Attorneys for Condé Nast likely violated a confidentiality agreement with Pitchfork Music Festival founder Mike Reed when they made public details of an AAA arbitration hearing and depositions with the Chicago promoter, sources tell Decibel.

The disclosures, made in a last-minute lawsuit the media company filed in federal court on July 6, could result in legal sanctions against the publisher, sources say, and threaten to derail months of private arbitration between Condé Nast and Reed's company as the two sides worked to quietly wind down the festival.

On November 11, 2024, the Anna Wintour-affiliated media company announced it was canceling the festival after more than 20 years of successfully staging Pitchfork at Union Park in Chicago.

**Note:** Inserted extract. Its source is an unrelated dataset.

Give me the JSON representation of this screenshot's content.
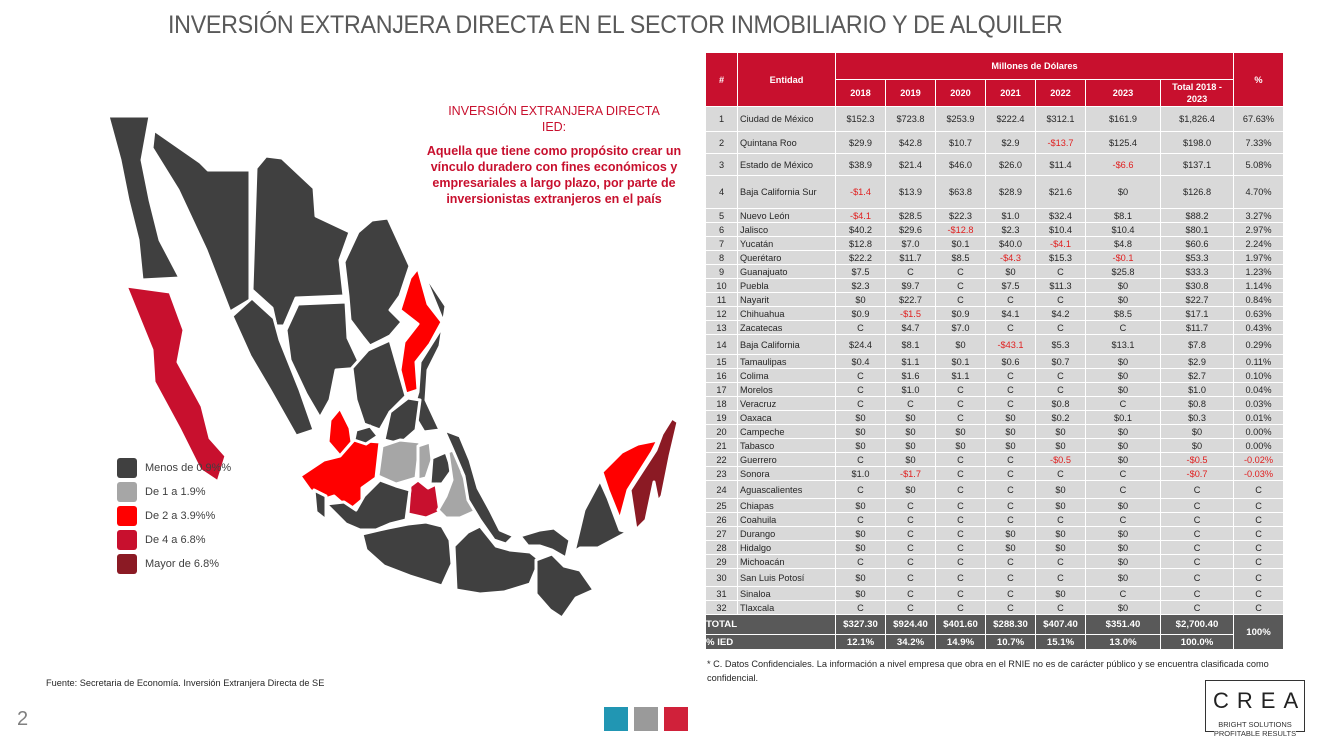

The demise of Pitchfork is the latest example of why major festivals and legacy media companies — especially print brands pivoting toward live events — are a bad match. It's a counterintuitive failure, because festivals and magazines look like the same platform: a place where a handful of marquee names draw the crowd while the undercard gets the exposure it needs to build a career. But the jobs, the business models, and the incentives underneath that surface resemblance don't line up. Media executives tend to view live events as a cash infusion for balance sheets strained by the collapse of print advertising. The reality is different — most media companies don't understand the festivals they're buying, and their ownership tends to accelerate whatever problems the event already had.

I'd know. I worked at one of the largest media companies to attempt a serious expansion into the festival business — Penske Media. I'm not violating my non-disparagement agreement with Penske when I say its track record in live music speaks for itself.